Essere o non essere.

È una delle famose frasi scritte da William Shakespeare, nonché una delle frasi più conosciuto all'interno della letteratura babbana.

"Essere o non essere, questo è il dilemma".

Citava il principe Amleto quando scoprì l'assassinio del padre.
Vivere o morire, era in realtà quello che intendeva.

Era questo quello a cui pensava Hermione Granger in quel momento, intanto che fissava l'immagina della sua figura riflessa nello specchio, all'interno della sua stanza.

Personalmente lei vedeva quella frase più come: arrendersi o lottare? Continuare a tenere addossa la maschera che ci hanno dato nel corso degli anni, o lasciarla cadere ed essere noi stessi?

La so-tutto-io di Hogwarts aveva deciso di cambiare.

Ma non avrebbe voluto subire un cambiamento drastico.
Voleva soltanto diventare una persona più sicura di se stessa.
Voleva provare stima nei suoi confronti.
Voleva auto realizzarsi, così che un giorno sarebbe potuta andare in giro a dire:"si, sono fiera di quello che sono diventata".

Era già passata un'altra settimana da quando aveva mormorato quel famoso "ho bisogno del tuo aiuto", è ancora non riusciva a credere a quello che aveva fatto, o meglio a chi si era rivolta.

Inutile dire che Pansy Parkinson era rimasta a dir poco sorpresa alle parole della Grifondoro, e mai avrebbe immaginato che un giorno la giovane strega sarebbe andata a chiederle aiuto, tantomeno avrebbe immaginato il motivo, tuttavia, aveva deciso di aiutarla, perché in fondo - anche se non lo avrebbe mai ammesso - era merito del magico trio se erano riusciti a vincere la guerra magica, e se lei ora si ritrovava a vivere una vita normale nonostante la sua anormalità, piuttosto che ad essere sottomessa ad un uomo crudele, una bestia assassina.

Durante quei sette giorni si erano scambiate sguardi misteriosi da lezione a lezione.
E quegli sguardi non erano di certo passati inosservati.

Infatti, due occhi gelidi come  il mare in inverno avevano seguito ogni gesto della giovane strega, cercando di capire - anche se invano - quello che la sua mente stava architettando.

Era lunedì pomeriggio quando Hermione Jean Granger, raggiunse Pansy Parkinson fuori dalla Sala Grande.
I corridoi erano deserti, mentre la pioggia batteva incessante contro le spesse pareti del Castello.
Le giornate belle erano diminuite così velocemente com'erano arrivata, lasciando spazio al tipico e inglese cielo cupo, affiancato dall'immancabile compagnia del vento umido, e del freddo che questo scatenava.

«Parkinson.»la salutò la Grifondoro, non aspettandosi che il suo "gesto cordiale", come le piaceva definirlo, venisse ricambiato.

Passarono minuti in cui le due ragazze si squadrarono da capo a piedi.
Minuti carichi di tensione, sopratutto da parte della so-tutto-io del Castello.

«Allora Granger-sibillò la Serpeverde, con tono di voce gelido-a che cosa ti serve il mio aiuto?»domandò.

A che cosa le serviva il suo aiuto?  Pensò tra sé e sé l'unica femmina del magico trio.
Le serviva a diventare una persona più sicura di se stessa, questa era la risposta.

«Te l'ho già detto, Parkinson.

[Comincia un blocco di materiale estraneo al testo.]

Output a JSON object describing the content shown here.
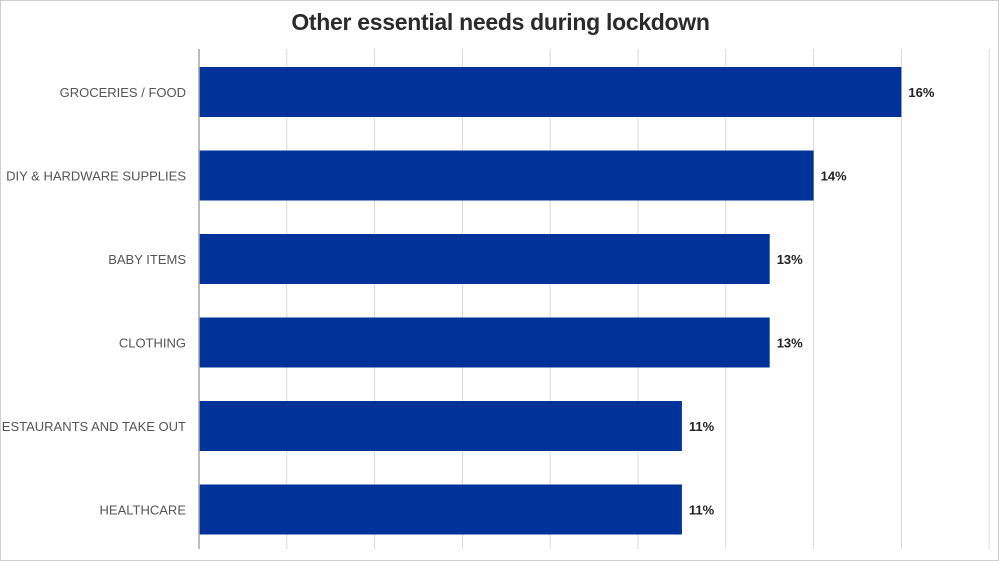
{
  "chart_data": {
    "type": "bar",
    "orientation": "horizontal",
    "title": "Other essential needs during lockdown",
    "categories": [
      "GROCERIES / FOOD",
      "DIY & HARDWARE SUPPLIES",
      "BABY ITEMS",
      "CLOTHING",
      "RESTAURANTS AND TAKE OUT",
      "HEALTHCARE"
    ],
    "values": [
      16,
      14,
      13,
      13,
      11,
      11
    ],
    "value_labels": [
      "16%",
      "14%",
      "13%",
      "13%",
      "11%",
      "11%"
    ],
    "xlim": [
      0,
      18
    ],
    "grid": true,
    "legend": "none",
    "bar_color": "#003399",
    "grid_color": "#d9d9d9",
    "axis_color": "#a6a6a6"
  }
}
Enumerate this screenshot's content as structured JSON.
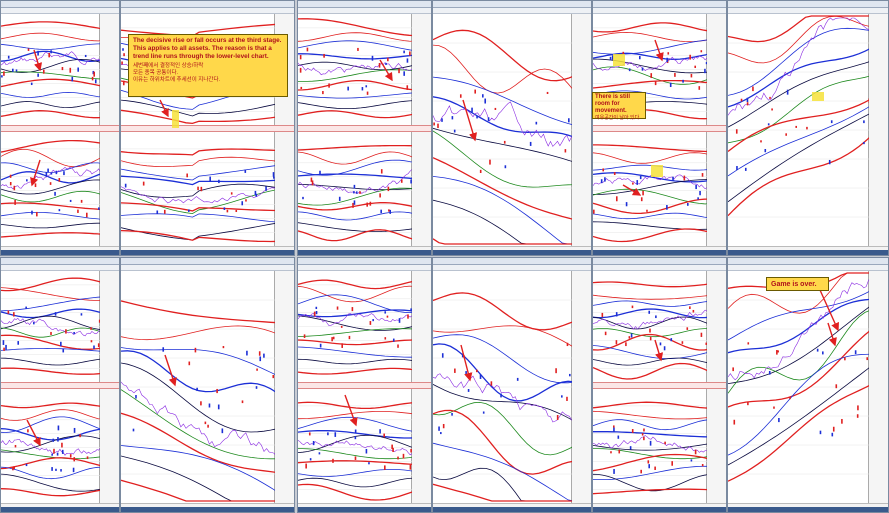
{
  "annotations": {
    "note1": {
      "en": "The decisive rise or fall occurs at the third stage. This applies to all assets. The reason is that a trend line runs through the lower-level chart.",
      "ko1": "세번째에서 결정적인 상승/하락",
      "ko2": "모든 종목 공통이다.",
      "ko3": "이유는 하위차트에 추세선이 지나간다."
    },
    "note2": {
      "en": "There is still room for movement.",
      "ko": "여유공간이 남아 있다."
    },
    "note3": {
      "en": "Game is over."
    }
  },
  "colors": {
    "red": "#e02020",
    "blue": "#1c2fd6",
    "navy": "#0a0a40",
    "green": "#1f8a1f",
    "note_bg": "#ffd84a",
    "note_text": "#b0121b",
    "highlight": "#f6e23a"
  },
  "icons": [
    "arrow-annotation-icon"
  ]
}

Penso sia arrivato il momento di cambiare. Di mostrare all'intera Hogwarts quella che realmente sono... E con questo non intendo la ragazza perfetta che passa la giornata sui libri».

Pansy la ascoltò con attenzione, mentre un sorriso sadico si dipingeva lentamente sul suo volto.

«E così vuoi cambiare, eh Granger?»la stuzzicò. Quest'ultima non rispose, ma al contrario nella sua mente iniziò a maledirsi per aver chiesto aiuto alla così soprannominata "faccia da Carlino".

«Senti Parkinson, dimenticati tutto quell...»iniziò a dire la Granger, ma venne interrotta dalla ragazza, la quale continuava a guardarla con scherno.

«Ho intenzione di aiutarti, Granger. Ho intenzione di farti uscire dal guscio che da sempre ti rinchiude. Ma prima una domanda... Perché proprio io?».

Inutile dire che la giovane Grifondoro era rimasta colpita da quelle parole, mai si sarebbe immaginata che Pansy Parkinson, fedele Serpeverde, avrebbe accettato la sua richiesta di aiuto.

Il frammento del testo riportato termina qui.